Morning light came.  The hospice aid came.  Was there anything she could do?  I wanted to shave him.  I knew Jeff would want that.  I went to his room with the aid.  Got out the razor and stood by Jeff.  His jaw lifting and dropping with every breath.  Neck muscles tightening and relaxing.  Chest heaving.  He had oxygen on now- in hopes he wouldn’t struggle so hard for every breath.  I wanted to shave him.  But I couldn’t.  I just couldn’t.  I laid by him instead.  But, the position he was in seemed to make him struggle more for his breath.  I got up and we tried to adjust his position.  Didn’t help much.  But I didn’t lay down again.  And I didn’t shave him.  I couldn’t.  The aid left.

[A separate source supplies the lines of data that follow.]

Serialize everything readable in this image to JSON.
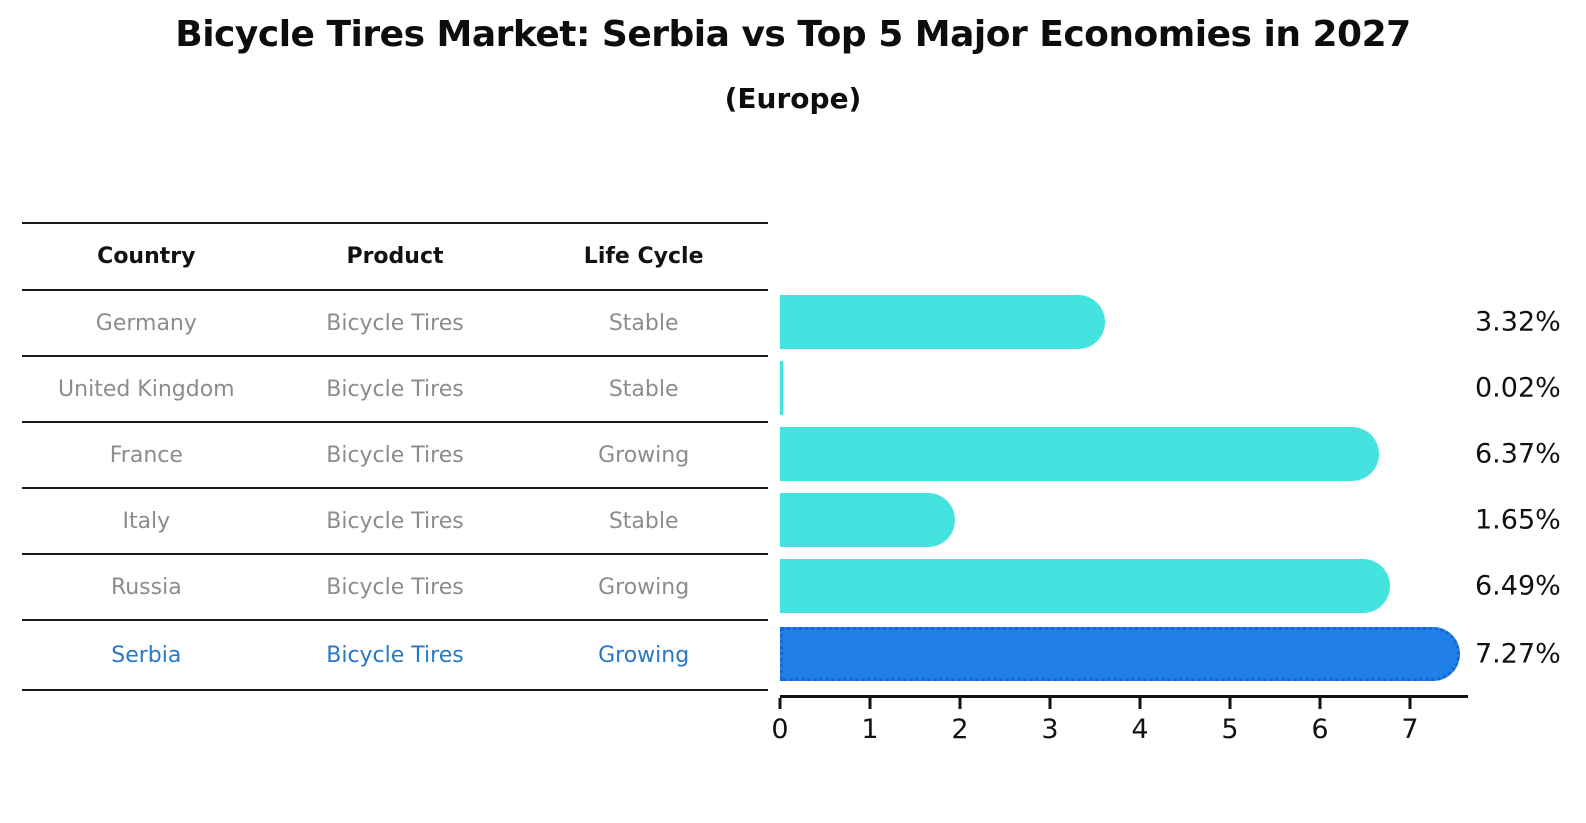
{
  "title": "Bicycle Tires Market: Serbia vs Top 5 Major Economies in 2027",
  "subtitle": "(Europe)",
  "table": {
    "headers": [
      "Country",
      "Product",
      "Life Cycle"
    ],
    "rows": [
      {
        "country": "Germany",
        "product": "Bicycle Tires",
        "life_cycle": "Stable",
        "highlight": false
      },
      {
        "country": "United Kingdom",
        "product": "Bicycle Tires",
        "life_cycle": "Stable",
        "highlight": false
      },
      {
        "country": "France",
        "product": "Bicycle Tires",
        "life_cycle": "Growing",
        "highlight": false
      },
      {
        "country": "Italy",
        "product": "Bicycle Tires",
        "life_cycle": "Stable",
        "highlight": false
      },
      {
        "country": "Russia",
        "product": "Bicycle Tires",
        "life_cycle": "Growing",
        "highlight": false
      },
      {
        "country": "Serbia",
        "product": "Bicycle Tires",
        "life_cycle": "Growing",
        "highlight": true
      }
    ]
  },
  "chart_data": {
    "type": "bar",
    "orientation": "horizontal",
    "title": "Bicycle Tires Market: Serbia vs Top 5 Major Economies in 2027",
    "subtitle": "(Europe)",
    "categories": [
      "Germany",
      "United Kingdom",
      "France",
      "Italy",
      "Russia",
      "Serbia"
    ],
    "values": [
      3.32,
      0.02,
      6.37,
      1.65,
      6.49,
      7.27
    ],
    "value_labels": [
      "3.32%",
      "0.02%",
      "6.37%",
      "1.65%",
      "6.49%",
      "7.27%"
    ],
    "xticks": [
      0,
      1,
      2,
      3,
      4,
      5,
      6,
      7
    ],
    "xlim": [
      0,
      7.6
    ],
    "grid": false,
    "legend": false,
    "highlight_index": 5,
    "bar_color": "#45e3df",
    "highlight_color": "#2080e8",
    "highlight_border_color": "#1565d2",
    "highlight_text_color": "#2878c8",
    "row_text_color": "#8c8c8c",
    "axis_color": "#111111"
  }
}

Many people were there now.  Pastor Carlson- reminding us of the promises of God.  Lisette- helping plan the service.  Sheila- always Sheila.

Afternoon came.  Really no change in status.  How long would this go on?  Ruth went in the room, again alone with her dying son.  This time she stroked his face and told him it was ok.  And he quit struggling and rested.  We all came to the room.  I stomped my foot and yelled at Death aloud “Oh Death, WHERE is your victory??!!!”  I was angry at Death.  “You think you won?”  I thought.  “You just wait till you meet my GOD!  He’s bigger than YOU!”

Saturday night we had a memorial service of sorts for the kids.  There were a lot of kids.  We had our camping tent set up in one of the rooms at the church.  A fire in the fireplace.  Camp stools.  Marshmallows, chocolate and graham crackers.  A table with pictures and outdoor gear.  His sunglasses.  A cap.  Binoculars.  Pastor Carlson was there to give a talk to the kids.  What is death?  What is our hope?  We had a video of pictures set to “I Will Rise” by Chris Tomlin.  He will rise.  This is not the end of his story.  It’s just a pause.  The next part of his story will be much better than the first.

Monday was the funeral.  But, it was a resurrection.  A resurrection for those in attendance.  A chance for them to be born again.

Some days I find it hard to ask “Oh Death, where is your sting?”  Hard because, some days, I feel the sting.  But I believe.  I believe the things we see are temporary.  What God has waiting is eternal.  He will erase the face of death forever and make all things new.  I believe.  And that makes all the difference.